Si veo a un hombre fornido blandiendo un bate de béisbol en mi dirección, mi pensamiento evaluativo honesto (es decir, la creencia): «Este hombre quiere hacerme daño» puede resultar saludable porque activa mi miedo y me dice que corra. La emoción, aunque desagradable, me protegerá del peligro. Otra creencia (supongo que ilusoria) puede resultar irracional y perjudicial: «Esta persona quiere invitarme a una agradable charla. Aunque las emociones que acompañan a esta creencia serán agradables, el conjunto puede acabar en desgracia.
Así, la racionalidad es un sano realismo, una adecuada valoración de los acontecimientos de la realidad y de uno mismo, y de las emociones adecuadas a ellos.
Un ejemplo de la práctica terapéutica
Una paciente, que está permanentemente enfadada con su madre (y que simultáneamente experimenta sentimientos de culpa y vergüenza), describe la siguiente situación: En su 50º cumpleaños, su madre entra en la habitación por la mañana con una tarta. La tarta lleva escrito el número 50 y los deseos. La paciente cuenta lo «furiosa» que estaba y cómo le molestó la visión. No sabía qué hacer con el pastel, lo cogió y eructó algo. No sabe por qué. Después de todo, era una tarta de cumpleaños. Debería dar las gracias. La madre es una mujer mayor. El paciente se siente culpable.
Descubrimos el credo del paciente: «¡Siempre tiene que bajarme! Con esos grandes números en la tarta, me recuerda la edad que tengo y cómo es mi vida».
No sabemos de antemano si esta creencia es racional o no. Pero podemos someterlo a un análisis racional respondiendo a cinco preguntas:
1. ¿Mi creencia se basa en hechos evidentes?
2. ¿Me permite proteger mi vida y mi salud (incluida mi salud mental)?
3. ¿Me ayuda a alcanzar mis objetivos a corto y largo plazo?
4. ¿Me ayuda a evitar conflictos no deseados?

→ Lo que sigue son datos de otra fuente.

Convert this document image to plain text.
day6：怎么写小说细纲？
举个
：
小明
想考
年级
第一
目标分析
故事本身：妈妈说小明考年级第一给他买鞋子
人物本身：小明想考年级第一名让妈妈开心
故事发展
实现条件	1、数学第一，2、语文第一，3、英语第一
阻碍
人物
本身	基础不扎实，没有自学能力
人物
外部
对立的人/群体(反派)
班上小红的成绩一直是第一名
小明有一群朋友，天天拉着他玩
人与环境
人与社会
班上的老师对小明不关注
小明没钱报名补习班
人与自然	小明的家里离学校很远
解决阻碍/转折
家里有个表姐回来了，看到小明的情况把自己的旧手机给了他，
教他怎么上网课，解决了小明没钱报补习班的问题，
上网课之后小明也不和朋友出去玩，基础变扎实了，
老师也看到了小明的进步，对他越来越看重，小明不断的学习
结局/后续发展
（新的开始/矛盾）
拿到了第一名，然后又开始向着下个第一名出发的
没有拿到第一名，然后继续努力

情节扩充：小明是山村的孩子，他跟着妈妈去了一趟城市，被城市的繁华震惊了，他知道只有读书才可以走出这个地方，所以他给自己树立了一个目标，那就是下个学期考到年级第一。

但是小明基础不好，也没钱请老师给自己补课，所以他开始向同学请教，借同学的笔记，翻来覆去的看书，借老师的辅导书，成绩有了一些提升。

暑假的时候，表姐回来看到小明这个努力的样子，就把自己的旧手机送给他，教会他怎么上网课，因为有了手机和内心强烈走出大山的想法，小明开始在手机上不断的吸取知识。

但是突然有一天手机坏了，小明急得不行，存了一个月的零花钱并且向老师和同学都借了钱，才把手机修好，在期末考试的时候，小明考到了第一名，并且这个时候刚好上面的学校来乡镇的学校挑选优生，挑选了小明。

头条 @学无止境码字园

5. ¿Me permite sentir los sentimientos que quiero sentir?
Merece la pena intentar relacionar estas preguntas con las propias creencias que provocan la ira. A veces esto requiere un trabajo duro, porque estos pensamientos son tan automáticos que son inconscientes. Sin embargo, es importante recordar que no todos los conflictos de la vida son indeseables. Si alguien insiste en hacer daño a mi hijo, el conflicto con él es deseable porque está defendiendo a una persona que es importante para mí y unos valores que son importantes para mí. Además, las emociones que quiero sentir no siempre tienen que ser agradables. Los que me protegen en una situación determinada son importantes. Quiero sentir un miedo sano al tratar con una persona irresponsable. Pero tal vez no quiera sentir rabia y tener miedo de la vieja del pastel.